Spyware is malicious computer program that does exactly what its name implies-i.e., spies on you. After downloading itself onto your computer either through an email you opened, website you visited or a program you downloaded, spyware scans your hard drive for personal information and your internet browsing habits. Some spyware programs contain keyloggers that will record personal data you enter in to websites, such as your login usernames and passwords, email addresses, browsing history, online buying habits, your computer's hardware and software configurations, your name, age and sex, as well as sensitive banking and credit information. Some spyware can interfere with your computer's system settings, which can result in a slower internet connection.

Adware is any software that, once installed on your computer, tracks your internet browsing habits and sends you popups containing advertisements related to the sites and topics you've visited. While this type of software may sound innocent, and even helpful, it consumes and slows down your computer's processor and internet connection speed. Additionally, some adware has keyloggers and spyware built into the program, leading to greater damage to your computer and possible invasion of your private data.

Malware is short for malicious software. Malware is a broad term that encompasses computer viruses, worms, Trojan horses, spyware, adware, and others. Malware is designed to interfere with normal computer operation, usually giving hackers a chance to gain access to your computer and collect sensitive personal information.

A worm is a type of virus that spreads through your computer by creating duplicates of itself on other drives, systems and networks. One feature that makes worms so dangerous is that they can send copies of themselves to other computers across a network via email, an infected webpage, and instant messages.

Trojan horse (Trojan)
A Trojan horse is a program that either pretends to have, or is described as having, a set of useful or desirable features but actually contains damaging code. Generally, you receive Trojan horses though emails, infected webpages, instant message, or downloading services like games, movies, and apps. True Trojan horses are not technically viruses, since they do not replicate; however, many viruses and worms use Trojan horse tactics to initially infiltrate a system. Although Trojans are not technically viruses, they can be just as destructive.

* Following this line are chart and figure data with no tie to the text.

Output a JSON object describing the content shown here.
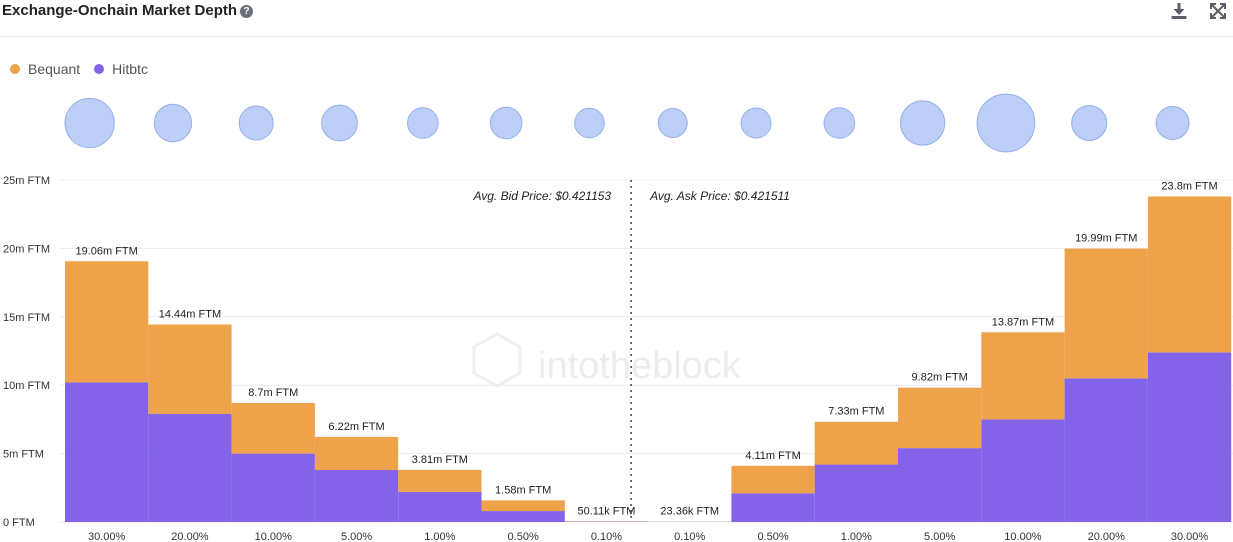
{
  "header": {
    "title": "Exchange-Onchain Market Depth",
    "help_icon": "question-circle-icon",
    "download_icon": "download-icon",
    "expand_icon": "expand-icon"
  },
  "watermark": "intotheblock",
  "colors": {
    "bequant": "#EEA24A",
    "hitbtc": "#8364E8",
    "bubble_fill": "#BDCFF7",
    "bubble_stroke": "#94AFE9"
  },
  "legend": [
    {
      "name": "Bequant",
      "color": "#EEA24A"
    },
    {
      "name": "Hitbtc",
      "color": "#8364E8"
    }
  ],
  "annotations": {
    "avg_bid": "Avg. Bid Price: $0.421153",
    "avg_ask": "Avg. Ask Price: $0.421511"
  },
  "chart_data": {
    "type": "bar",
    "stacked": true,
    "categories": [
      "30.00%",
      "20.00%",
      "10.00%",
      "5.00%",
      "1.00%",
      "0.50%",
      "0.10%",
      "0.10%",
      "0.50%",
      "1.00%",
      "5.00%",
      "10.00%",
      "20.00%",
      "30.00%"
    ],
    "series": [
      {
        "name": "Hitbtc",
        "values": [
          10.2,
          7.9,
          5.0,
          3.8,
          2.2,
          0.8,
          0.03,
          0.01,
          2.1,
          4.2,
          5.4,
          7.5,
          10.5,
          12.4
        ]
      },
      {
        "name": "Bequant",
        "values": [
          8.86,
          6.54,
          3.7,
          2.42,
          1.61,
          0.78,
          0.02,
          0.01,
          2.01,
          3.13,
          4.42,
          6.37,
          9.49,
          11.4
        ]
      }
    ],
    "totals": [
      19.06,
      14.44,
      8.7,
      6.22,
      3.81,
      1.58,
      0.05011,
      0.02336,
      4.11,
      7.33,
      9.82,
      13.87,
      19.99,
      23.8
    ],
    "total_labels": [
      "19.06m FTM",
      "14.44m FTM",
      "8.7m FTM",
      "6.22m FTM",
      "3.81m FTM",
      "1.58m FTM",
      "50.11k FTM",
      "23.36k FTM",
      "4.11m FTM",
      "7.33m FTM",
      "9.82m FTM",
      "13.87m FTM",
      "19.99m FTM",
      "23.8m FTM"
    ],
    "y_ticks": [
      0,
      5,
      10,
      15,
      20,
      25
    ],
    "y_tick_labels": [
      "0 FTM",
      "5m FTM",
      "10m FTM",
      "15m FTM",
      "20m FTM",
      "25m FTM"
    ],
    "ylim": [
      0,
      25
    ],
    "bubbles": [
      1.45,
      1.1,
      1.0,
      1.05,
      0.9,
      0.93,
      0.87,
      0.85,
      0.88,
      0.9,
      1.3,
      1.7,
      1.03,
      0.97
    ],
    "grid": true,
    "legend_position": "top-left"
  }
}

Best practices to protect against viruses, spyware, adware, malware, worms and Trojan horses

Unbeknownst to you, malicious programs can infiltrate your computer when you open an email attachment, visit certain websites, download a game, etc. To protect yourself from such attacks, it is best to educate yourself and avoid these programs all together. Check out our checklist below to learn the best practices for protecting your computer against intruders.
  • Don't download files from unknown sources, including from your email or the web.
  • Scan all new files with virus-scanning software before opening.
  • Don't download an attachment (e.g., pictures, games, electronic greetings) unless it's from someone you know.
  • Start by running anti-spyware software on a regular basis to catch any programs that may have infected your computer. After the software removes the spyware it finds, restart your computer and scan it again to make sure all spyware was deleted. Some spyware programs can be difficult to remove, so it might take more than one try.
  • Be careful when downloading free or peer-to-peer files, especially music files and media sharing programs. Read the licensing agreements to understand exactly what you're downloading. Many popular applications include spyware components, and some applications won't work without those components.
  • Protect your computer with a firewall, especially if you use a broadband internet connection.
  • Use a trusted internet provider.
  • Use antivirus software to catch viruses, worms and Trojan horses before they can do any damage.
  • Don't download any programs from websites you don't trust.
  • Adjust your browser's security settings to provide at least a medium level of security. A lower setting makes it easier for malware to access your computer.
  • ActiveX controls are prone to spyware and other malware, so don't approve the installation of any ActiveX controls you haven't already requested.